Saturday 7 September 2013

Southland Tales (2006)

This is what villains look like.
I made the mistake of watching this in the middle of the night, then going on holiday for what felt like months, before returning to write it up.  Thus, I'm left only with its overpowering images and feelings.  It's like a dream, not in an ethereal or drifting way like 'Russian Ark' (2002), but with an aftertaste like 1967's 'Casino Royale', where you wonder 'did I really see this film, or did I make it all up?'

So it's a science-fantasy, I think, but only just.  The movie divides its action into three episodes, and taking a sensible cue from the Star Wars trilogy (1977-83), numbers them IV-VI rather than I-III.  The fantastical world on which its action occurs is not long-distant Tatooine, but late-2000s California at the casual end of World War Three.  It's a political comedy of sorts, though I couldn't quite place its politics, since the incompetent terrorists of the left seemed little better than the Republican governance.  Perhaps it was the individuals, the ones who get on with private lives, that were commended.  I forget.  It was lost in the blur of an odd adventure.
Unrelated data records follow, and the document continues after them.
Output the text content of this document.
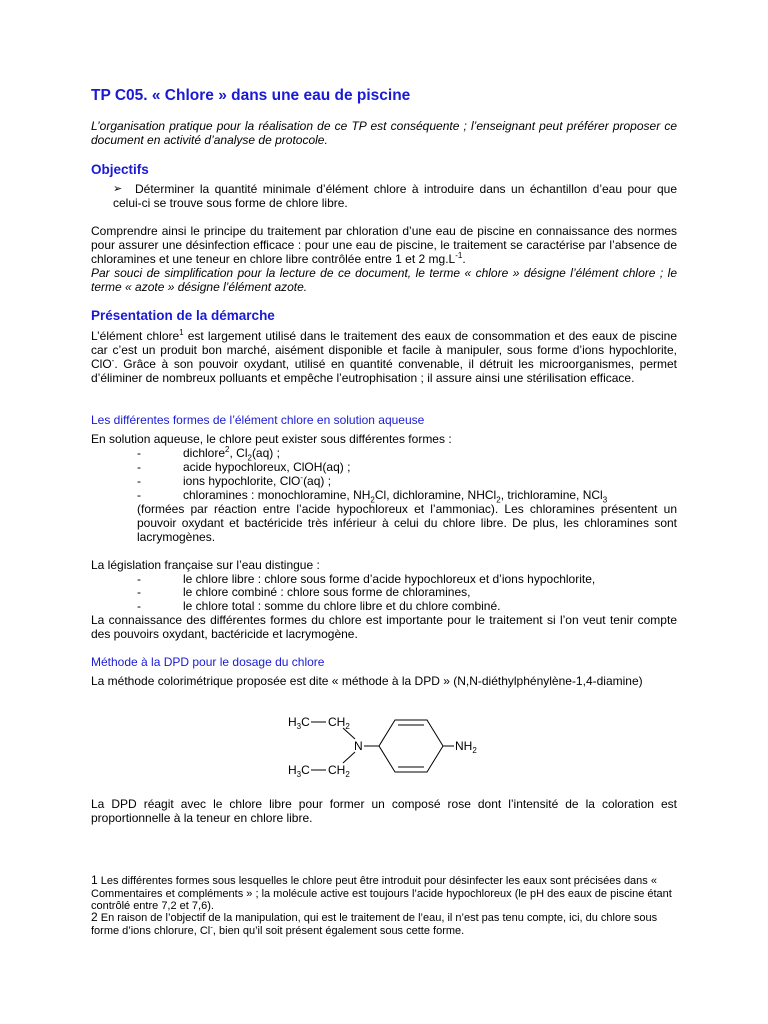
TP C05. « Chlore » dans une eau de piscine

L’organisation pratique pour la réalisation de ce TP est conséquente ; l’enseignant peut préférer proposer ce document en activité d’analyse de protocole.

Objectifs
➢	Déterminer la quantité minimale d’élément chlore à introduire dans un échantillon d’eau pour que celui-ci se trouve sous forme de chlore libre.

Comprendre ainsi le principe du traitement par chloration d’une eau de piscine en connaissance des normes pour assurer une désinfection efficace : pour une eau de piscine, le traitement se caractérise par l’absence de chloramines et une teneur en chlore libre contrôlée entre 1 et 2 $mg.L^{-1}$.

Par souci de simplification pour la lecture de ce document, le terme « chlore » désigne l’élément chlore ; le terme « azote » désigne l’élément azote.

Présentation de la démarche

L’élément chlore$^1$ est largement utilisé dans le traitement des eaux de consommation et des eaux de piscine car c’est un produit bon marché, aisément disponible et facile à manipuler, sous forme d’ions hypochlorite, ClO-. Grâce à son pouvoir oxydant, utilisé en quantité convenable, il détruit les microorganismes, permet d’éliminer de nombreux polluants et empêche l’eutrophisation ; il assure ainsi une stérilisation efficace.

Les différentes formes de l’élément chlore en solution aqueuse

En solution aqueuse, le chlore peut exister sous différentes formes :

-	dichlore$^2$, $Cl_2(aq)$ ;
-	acide hypochloreux, ClOH(aq) ;
-	ions hypochlorite, ClO-(aq) ;
-	chloramines : monochloramine, $NH_2Cl$, dichloramine, NHCl$_2$, trichloramine, NCl$_3$

(formées par réaction entre l’acide hypochloreux et l’ammoniac). Les chloramines présentent un pouvoir oxydant et bactéricide très inférieur à celui du chlore libre. De plus, les chloramines sont lacrymogènes.

La législation française sur l’eau distingue :

-	le chlore libre : chlore sous forme d’acide hypochloreux et d’ions hypochlorite,
-	le chlore combiné : chlore sous forme de chloramines,
-	le chlore total : somme du chlore libre et du chlore combiné.

La connaissance des différentes formes du chlore est importante pour le traitement si l’on veut tenir compte des pouvoirs oxydant, bactéricide et lacrymogène.

Méthode à la DPD pour le dosage du chlore

La méthode colorimétrique proposée est dite « méthode à la DPD » (N,N-diéthylphénylène-1,4-diamine)

$H_3C$ $CH_2$
N
$H_3C$ $CH_2$
$NH_2$

La DPD réagit avec le chlore libre pour former un composé rose dont l’intensité de la coloration est proportionnelle à la teneur en chlore libre.

1 Les différentes formes sous lesquelles le chlore peut être introduit pour désinfecter les eaux sont précisées dans « Commentaires et compléments » ; la molécule active est toujours l’acide hypochloreux (le pH des eaux de piscine étant contrôlé entre 7,2 et 7,6).
2 En raison de l’objectif de la manipulation, qui est le traitement de l’eau, il n’est pas tenu compte, ici, du chlore sous forme d’ions chlorure, Cl-, bien qu’il soit présent également sous cette forme.
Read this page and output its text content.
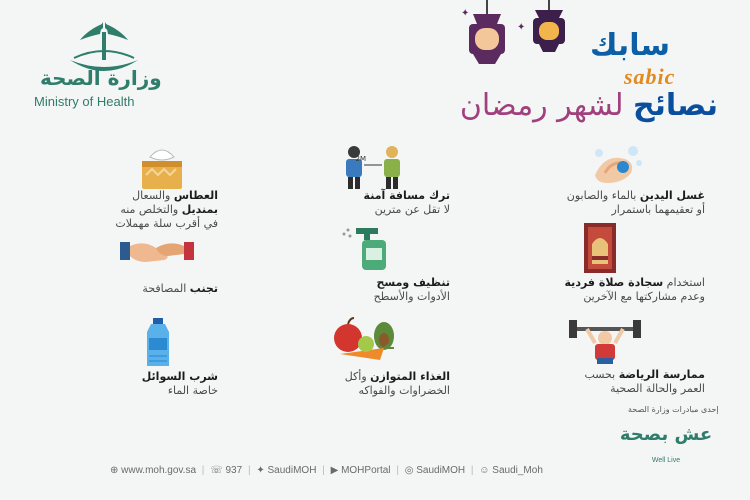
وزارة الصحة
Ministry of Health
✦
✦
سابك
sabic
نصائح لشهر رمضان
غسل اليدين بالماء والصابون
أو تعقيمهما باستمرار
2M
ترك مسافة آمنة
لا تقل عن مترين
العطاس والسعال
بمنديل والتخلص منه
في أقرب سلة مهملات
استخدام سجادة صلاة فردية
وعدم مشاركتها مع الآخرين
تنظيف ومسح
الأدوات والأسطح
تجنب المصافحة
ممارسة الرياضة بحسب
العمر والحالة الصحية
الغذاء المتوازن وأكل
الخضراوات والفواكه
شرب السوائل
خاصة الماء
إحدى مبادرات وزارة الصحة
عش بصحة
Well Live
⊕ www.moh.gov.sa | ☏ 937 | ✦ SaudiMOH | ▶ MOHPortal | ◎ SaudiMOH | ☺ Saudi_Moh
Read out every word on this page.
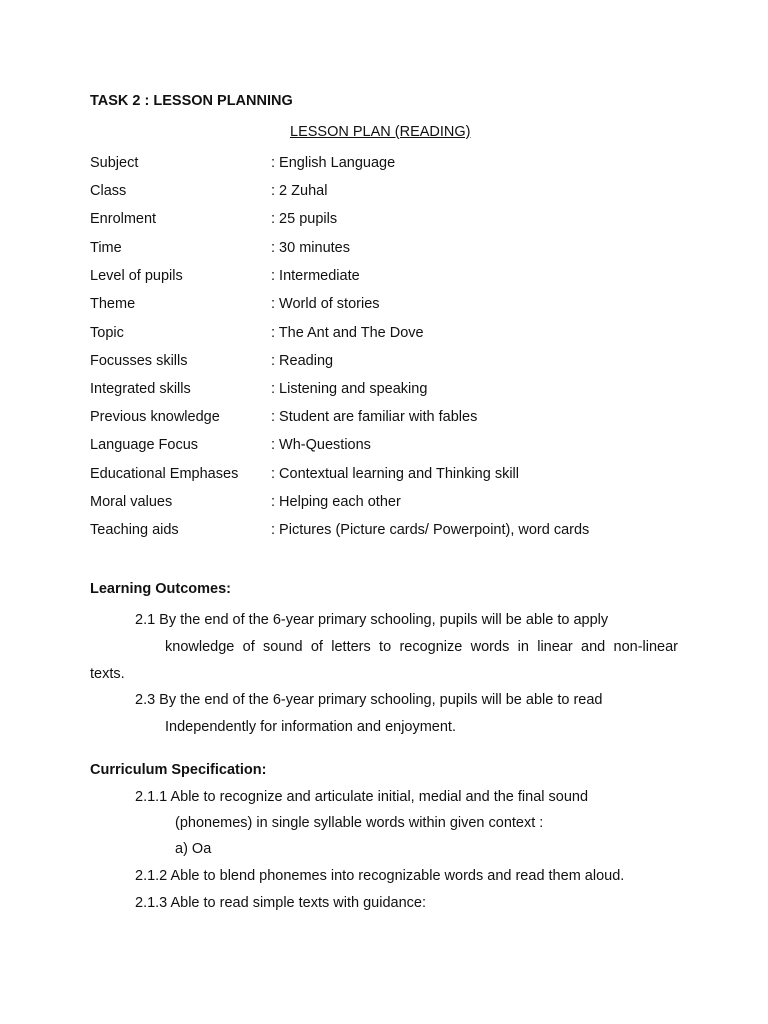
TASK 2 : LESSON PLANNING
LESSON PLAN (READING)
Subject	: English Language
Class	: 2 Zuhal
Enrolment	: 25 pupils
Time	: 30 minutes
Level of pupils	: Intermediate
Theme	: World of stories
Topic	: The Ant and The Dove
Focusses skills	: Reading
Integrated skills	: Listening and speaking
Previous knowledge	: Student are familiar with fables
Language Focus	: Wh-Questions
Educational Emphases : Contextual learning and Thinking skill
Moral values	: Helping each other
Teaching aids	: Pictures (Picture cards/ Powerpoint), word cards
Learning Outcomes:
2.1 By the end of the 6-year primary schooling, pupils will be able to apply
knowledge of sound of letters to recognize words in linear and non-linear
texts.
2.3 By the end of the 6-year primary schooling, pupils will be able to read
Independently for information and enjoyment.
Curriculum Specification:
2.1.1 Able to recognize and articulate initial, medial and the final sound
(phonemes) in single syllable words within given context :
a) Oa
2.1.2 Able to blend phonemes into recognizable words and read them aloud.
2.1.3 Able to read simple texts with guidance:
Miranda Richardson heads a vague yet menacing government agency.
The film has a curious cast.  It's full of people I didn't expect to find together in the same film.  The Rock (it pleases me to hope that this is his actual name) plays an amnesiac politician, or perhaps the son of one, who has been involved in a sci-fi experiment of sorts before being scrobbled by the Democrats who wish to incriminate him ahead of the elections.  The Rock is mainly noted as a muscle-man, but, like Schwarzenegger before him, has started to branch out into comedies, some strange and excellent, some slightly more desperate.  This film belongs in the former category, and I suspect 'Tooth Fairy' (2010) belongs in the latter, though I'm content not to find out.  He's much better at comedy than Arnie, perhaps better at acting, but shares with him a look of one who expected to be in a more serious film but will make do with their circumstances.

Elsewhere we find Sarah Michelle Gellar, in my mind unshakeably Buffy, here playing an adult movie star who befriends the aforementioned Rock, having meant to incriminate him before the world; Justin Timberlake playing an Iraq war veteran, and yes, he gets a song; and Wallace Shawn, who I know best as the Sicilian from 'The Princess Bride' (1987), here playing the villainous Baron von Westphalen whose outlandish scientific scheme threatens the whole of the United States.

Justin Timberlake, for some reason.
Beyond this, and some of the vibrant set pieces that I'm disinclined to spoil for you, my mind goes just about blank.  I remember it being an extremely fun film, with its exposition given as inexpensively as possible at the front end, and a stylisation that makes the incredibly near future of America seem a ripe site for fantastic adventure.  I recall thinking, during the last of its three episodes, that it had gone on a little too long and that I wished it would end, but by that point it was about four in the morning and I wanted to go to bed so I won't hold a grudge.  I don't remember what the ending was, but I recall being satisfied, so it must have been worth the wait.  One day I'll revisit this film with a clearer head and enjoy it as if for the first time.  Or hate it, but that seems less likely.